The dojo is at Shop 2, 113 Boundary Rd, Peakhurst — around 8 km from Blakehurst, typically a 12-minute drive across Tom Uglys Bridge and up through Carss Park. Many Blakehurst families come straight from Carss Park Fields after Saturday sport, or after picking up from Blakehurst Public School. Mortdale Station is walking distance from the dojo for older teens and adults arriving by train. Classes run six days a week — Monday through Saturday — so most weekly schedules can find a slot that fits.
• Approximately 8 km from Blakehurst
• Around 12 minutes travel time
• Easy access from surrounding suburbs
• Convenient for after-school and adult evening classes
Trusted Local Dojo
Why Families from Blakehurst Train With Us
7th Dan Black Belt Head Instructor (Kyoshi Michael Noonan)
40+ years of martial arts experience
Purpose-built full-time dojo in Peakhurst
Internationally recognised training standards
Parent-Focused Benefits
Reasons Blakehurst Residents Step Onto the Mat
A Little Dragons program built for 4–7 year olds — coordination, listening, and confidence developed before formal kids' training begins
Joint mobility, balance, and low-impact conditioning that suit adults in their 40s, 50s, and beyond
A genuine return path for adults who trained in their youth and stepped away for a decade or more
Skills that transfer back into team sport — hip drive, body awareness, and reaction speed
A training environment built on respect rather than aggression — important for adults and young kids alike
No Experience Needed
First Time at the Dojo? Here Is What to Expect
A first session at the dojo is a regular class, not a sales appointment. You watch from the side or step on the mat in comfortable clothes — no uniform, no equipment, no prior experience required. Most Blakehurst adults coming through have only played casual sport at Carss Park Fields or sailed out of Kogarah Bay, with no martial arts background at all. Our senior instructor team — every official instructor has at least 15 years of training experience — runs every class to the same standard, whether Sensei Noonan is on the floor or not.

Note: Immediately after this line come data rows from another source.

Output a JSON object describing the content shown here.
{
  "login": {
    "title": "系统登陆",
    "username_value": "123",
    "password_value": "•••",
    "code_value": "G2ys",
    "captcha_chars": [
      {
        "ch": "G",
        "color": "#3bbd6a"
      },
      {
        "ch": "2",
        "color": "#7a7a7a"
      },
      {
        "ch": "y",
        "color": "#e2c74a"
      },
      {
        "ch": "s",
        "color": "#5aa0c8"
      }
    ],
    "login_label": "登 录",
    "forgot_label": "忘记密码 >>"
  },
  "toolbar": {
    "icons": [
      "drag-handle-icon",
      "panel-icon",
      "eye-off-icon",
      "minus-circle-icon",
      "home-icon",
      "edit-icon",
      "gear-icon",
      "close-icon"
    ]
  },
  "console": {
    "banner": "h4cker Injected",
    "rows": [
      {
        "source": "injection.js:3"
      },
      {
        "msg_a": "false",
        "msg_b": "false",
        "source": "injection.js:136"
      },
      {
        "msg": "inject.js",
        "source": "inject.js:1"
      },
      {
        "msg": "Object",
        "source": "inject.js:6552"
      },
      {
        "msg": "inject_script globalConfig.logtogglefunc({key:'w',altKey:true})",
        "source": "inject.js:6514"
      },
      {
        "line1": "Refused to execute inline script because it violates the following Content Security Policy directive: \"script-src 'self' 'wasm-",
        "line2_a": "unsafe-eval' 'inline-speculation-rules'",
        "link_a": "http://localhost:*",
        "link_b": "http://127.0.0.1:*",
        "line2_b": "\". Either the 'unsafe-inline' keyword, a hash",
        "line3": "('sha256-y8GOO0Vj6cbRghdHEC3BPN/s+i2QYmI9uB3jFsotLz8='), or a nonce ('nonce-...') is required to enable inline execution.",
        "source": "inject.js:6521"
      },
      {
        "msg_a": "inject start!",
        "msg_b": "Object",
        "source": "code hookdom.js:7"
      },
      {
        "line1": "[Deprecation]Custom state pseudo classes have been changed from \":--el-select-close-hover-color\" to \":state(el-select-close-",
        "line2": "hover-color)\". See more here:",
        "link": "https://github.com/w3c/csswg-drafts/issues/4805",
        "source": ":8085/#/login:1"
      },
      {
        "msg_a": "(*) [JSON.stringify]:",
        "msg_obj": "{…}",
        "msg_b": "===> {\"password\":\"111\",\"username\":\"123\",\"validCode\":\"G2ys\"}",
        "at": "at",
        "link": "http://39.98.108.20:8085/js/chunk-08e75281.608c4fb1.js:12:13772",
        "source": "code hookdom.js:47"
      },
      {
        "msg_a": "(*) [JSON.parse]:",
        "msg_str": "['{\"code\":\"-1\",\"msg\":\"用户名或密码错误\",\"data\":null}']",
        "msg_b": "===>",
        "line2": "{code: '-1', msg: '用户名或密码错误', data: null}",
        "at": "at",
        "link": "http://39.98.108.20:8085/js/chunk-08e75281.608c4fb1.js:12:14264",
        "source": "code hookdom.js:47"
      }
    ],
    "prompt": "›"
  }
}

Three programs built around age and where each person is at — not one class with a different name on it. Everyone trains at the right level, with the right focus.
Little Dragons
4-7
A fun and structured introduction to karate that helps younger children build coordination, focus, balance, confidence, and listening skills.

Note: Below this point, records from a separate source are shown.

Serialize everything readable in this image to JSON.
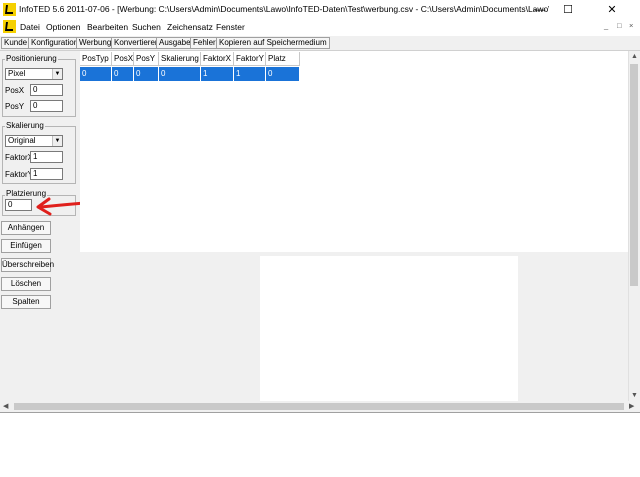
{
  "window": {
    "title": "InfoTED 5.6 2011-07-06  - [Werbung: C:\\Users\\Admin\\Documents\\Lawo\\InfoTED-Daten\\Test\\werbung.csv - C:\\Users\\Admin\\Documents\\Lawo\\InfoTED-Da...",
    "minimize": "—",
    "maximize": "☐",
    "close": "✕"
  },
  "menubar": {
    "items": [
      "Datei",
      "Optionen",
      "Bearbeiten",
      "Suchen",
      "Zeichensatz",
      "Fenster"
    ],
    "mdi_controls": [
      "_",
      "□",
      "×"
    ]
  },
  "toolbar": {
    "buttons": [
      "Kunde",
      "Konfiguration",
      "Werbung",
      "Konvertieren",
      "Ausgabe",
      "Fehler",
      "Kopieren auf Speichermedium"
    ]
  },
  "positionierung": {
    "title": "Positionierung",
    "mode": "Pixel",
    "posx_label": "PosX",
    "posx_value": "0",
    "posy_label": "PosY",
    "posy_value": "0"
  },
  "skalierung": {
    "title": "Skalierung",
    "mode": "Original",
    "faktorx_label": "FaktorX",
    "faktorx_value": "1",
    "faktory_label": "FaktorY",
    "faktory_value": "1"
  },
  "platzierung": {
    "title": "Platzierung",
    "value": "0"
  },
  "actions": [
    "Anhängen",
    "Einfügen",
    "Überschreiben",
    "Löschen",
    "Spalten"
  ],
  "table": {
    "columns": [
      "PosTyp",
      "PosX",
      "PosY",
      "Skalierung",
      "FaktorX",
      "FaktorY",
      "Platz"
    ],
    "rows": [
      [
        "0",
        "0",
        "0",
        "0",
        "1",
        "1",
        "0"
      ]
    ]
  },
  "colors": {
    "selection": "#1a73d8",
    "annotation_arrow": "#e0201c"
  },
  "icons": {
    "app": "lawo-l-logo-icon",
    "dropdown": "chevron-down-icon",
    "scroll_up": "arrow-up-icon",
    "scroll_down": "arrow-down-icon",
    "scroll_left": "arrow-left-icon",
    "scroll_right": "arrow-right-icon"
  }
}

Classes run Monday–Thursday evenings + Saturday mornings
Classes are structured across weekday evenings and Saturdays, with separate timetables for adults, teens, kids, and Little Dragons. Most Blakehurst students settle into a two-class-a-week rhythm that holds up through winter rugby season and school terms.
Whether you are signing up a four-year-old, returning to training after a long break, or starting karate for the first time as an adult, the dojo runs programs built for each of those starting points. A number of Blakehurst residents already train here, so there is a reasonable chance someone you know can describe what a normal week looks like.
Register for a free trial and we will book you into a class that suits your timetable. The trial is a normal session, not a pitch.
Common questions from families and adults looking for karate training near Blakehurst.
Yes. Our Little Dragons program is designed for ages 4–7 and runs at a pace appropriate for that age group. Sessions focus on listening, coordination, and confidence through games and basic karate movements — not on pushing technical detail too early. By the time Little Dragons are ready for the Kids program at age 8, they already have the foundations in place.
A meaningful share of our adult intake fits this exact profile — people who trained earlier, stopped for work and family, and want back in. Coming back is different from starting cold. Old movement patterns return faster than you would expect, and a mature training approach is often more productive than the first round was. Pace, intensity, and load are managed sensibly.
Karate complements rugby rather than competing with it. Hip drive, footwork, reaction time, and tackle-position body control all carry over. The off-season is when we see the biggest gains for rugby players — uninterrupted training builds the strength and movement quality that pays off when the season returns. During the season, twice-weekly classes generally fit around training and game commitments.
Traditional karate is less impact-heavy than people expect. Footwork, kata, and partner drills build balance, mobility, and joint stability — closer in effect to Tai Chi than to a high-intensity gym class. Several of our older adult students chose Chito-Ryu specifically because it offers structured movement and breathing work without grinding the body down. Intensity is something you set, not something the class imposes.